Imogen D’Arcy – Wills & Probate – Top Tips for Trainees (December 2018)

First Steps

The first step in my career was making the decision to become a Solicitor. In 2017 Law Society published statistics showing that 26,655 UK students applied to study law at undergraduate level in England and Wales, out of those 26,655 only 18,850 were accepted on to courses. Law remains one of the most oversubscribed and competitive practice areas. Whilst the statistics do not make for pleasant and reassuring reading it is not all doom and gloom. I have compiled a list of my top tips for securing that long awaited training contract.

Foot in the Door

A really good way for training contract applicants to make their application stand out is to gain experience, whilst I was at university I tried to ensure I undertook at least one legal work experience placement each summer. In the summer of my LPC year I secured a month long internship with Else and at the end of the month, I was offered a six month contract as a Paralegal within the Debt Recovery Department.

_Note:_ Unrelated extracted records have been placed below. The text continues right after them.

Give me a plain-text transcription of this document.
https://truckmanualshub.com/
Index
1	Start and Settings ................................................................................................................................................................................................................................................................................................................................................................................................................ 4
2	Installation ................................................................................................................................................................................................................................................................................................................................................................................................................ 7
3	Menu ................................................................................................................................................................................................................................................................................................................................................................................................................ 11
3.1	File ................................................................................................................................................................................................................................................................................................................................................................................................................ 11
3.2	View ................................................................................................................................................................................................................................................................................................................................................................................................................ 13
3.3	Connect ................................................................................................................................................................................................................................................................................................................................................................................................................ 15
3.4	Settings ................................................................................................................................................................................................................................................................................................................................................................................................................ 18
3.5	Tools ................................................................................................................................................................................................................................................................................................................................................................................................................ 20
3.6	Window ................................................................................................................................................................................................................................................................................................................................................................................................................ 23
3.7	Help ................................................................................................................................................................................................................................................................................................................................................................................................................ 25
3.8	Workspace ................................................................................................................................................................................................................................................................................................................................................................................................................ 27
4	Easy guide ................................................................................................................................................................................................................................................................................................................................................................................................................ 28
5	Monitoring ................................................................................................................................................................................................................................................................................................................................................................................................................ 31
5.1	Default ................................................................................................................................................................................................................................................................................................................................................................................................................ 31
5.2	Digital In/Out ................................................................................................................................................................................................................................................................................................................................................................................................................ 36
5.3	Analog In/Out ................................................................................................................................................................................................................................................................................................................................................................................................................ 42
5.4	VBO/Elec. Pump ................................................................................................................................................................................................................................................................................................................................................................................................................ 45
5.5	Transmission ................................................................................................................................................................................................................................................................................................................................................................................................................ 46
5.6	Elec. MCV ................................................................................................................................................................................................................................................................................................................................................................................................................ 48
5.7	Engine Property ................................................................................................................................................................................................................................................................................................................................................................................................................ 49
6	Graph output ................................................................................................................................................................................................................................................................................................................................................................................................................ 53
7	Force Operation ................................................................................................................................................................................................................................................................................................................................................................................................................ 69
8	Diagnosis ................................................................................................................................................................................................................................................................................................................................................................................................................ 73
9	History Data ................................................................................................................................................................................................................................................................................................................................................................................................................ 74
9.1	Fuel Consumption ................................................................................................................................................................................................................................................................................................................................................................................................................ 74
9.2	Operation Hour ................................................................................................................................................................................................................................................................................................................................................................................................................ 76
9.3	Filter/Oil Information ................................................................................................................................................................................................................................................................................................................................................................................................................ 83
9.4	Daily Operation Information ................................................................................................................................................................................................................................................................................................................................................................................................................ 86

One of the reasons why Else is such a great firm to train with is because they recognise the importance of giving people a chance and are passionate about training. My first “Else Placement” exposed me to the realities of working full time within the legal profession and the experience I gained allowed me to secure other roles that I would not have got without the experience Else provided me. I worked closely with some excellent solicitors and I got to know the firm really well.

Don’t be afraid to ask

Even if a firm’s website does not actively advertise that they offer work experience then give them a ring and have a chat. Alternatively send them your CV with a well written cover letter asking whether they are able to offer you any experience. Even if they may not be able to offer experience at that time they are at least now aware of your existence and may consider you for future opportunities.

Another tip is to send your cover letter and CV by post instead of just attaching it to a generic email, most firms will appreciate the extra effort and it also sets your application apart from others as it is a little different.

In the Workplace

Whilst on placement don’t turn your nose up at any tasks you may be offered no matter how undesirable they may be or how big your ego is. Everyone has to start somewhere and most of the time you will end up learning something! Try to be as helpful and polite as possible, even if the firm is not able to offer you a job or further experience by leaving on a positive note they may be able to offer you something in the future. A lot of solicitors know and talk to solicitors at other firms and you want to be thought of in a positive way, no firm will want to hire a trainee with a reputation for being moody and unhelpful. I was fortunate enough to be offered a training contract with Else, a firm I had already worked for previously. If I had left Else the first time with a negative relationship with the firm then I would not have been offered the opportunity to interview for my training contract and would not be qualifying!

Get varied experience

Get experience at a variety of firms to find out what you like. Prior to securing my training contract at Else I worked for a much larger global law firm and undertook work experience in house.

Exposing myself to different law firms allowed me the opportunity to scope out what kind of firm I wanted to end up training with. Predominantly one of the main reasons I was drawn to Else was because they were a smaller firm with a “big firm” mentality and a wide variety of clients. Therefore I knew that if I trained with them I would have more client contact hours and the opportunity to actively develop my skills by working on cases first hand.

When I speak to my friends within the industry who are training at other firms I know I made the right choice for me. At the end of the day you are with the firm you train with for a minimum of two years so it is important to make sure that they are the right fit for you! I highly recommend doing your homework and putting a lot of thought into what firm you want to train with.

It is a marathon not a sprint

It is very easy to pressurise yourself and impose self-inflicted deadlines such as “if I don’t get a training contract by …….. then I will have failed” inevitably the deadline will come and go and if you have not got a training contract you will be left feeling like a failure for no other reason other than your own self-imposed hubris.

The road to qualification seldom flows smoothly for many trainees and there will be bumps in the road along the way. It is your resilience and ability to pick yourself up after a setback that will set you apart from other candidates and eventually lead you to success. Take each rejection as an opportunity to self-reflect and reevaluate what it is that you are trying to achieve and try not to get disheartened if things don’t go to “plan”. Always ask for feedback.

Don’t give up and be persistent, resilience is a skill that will eventually make you a better solicitor in the long run.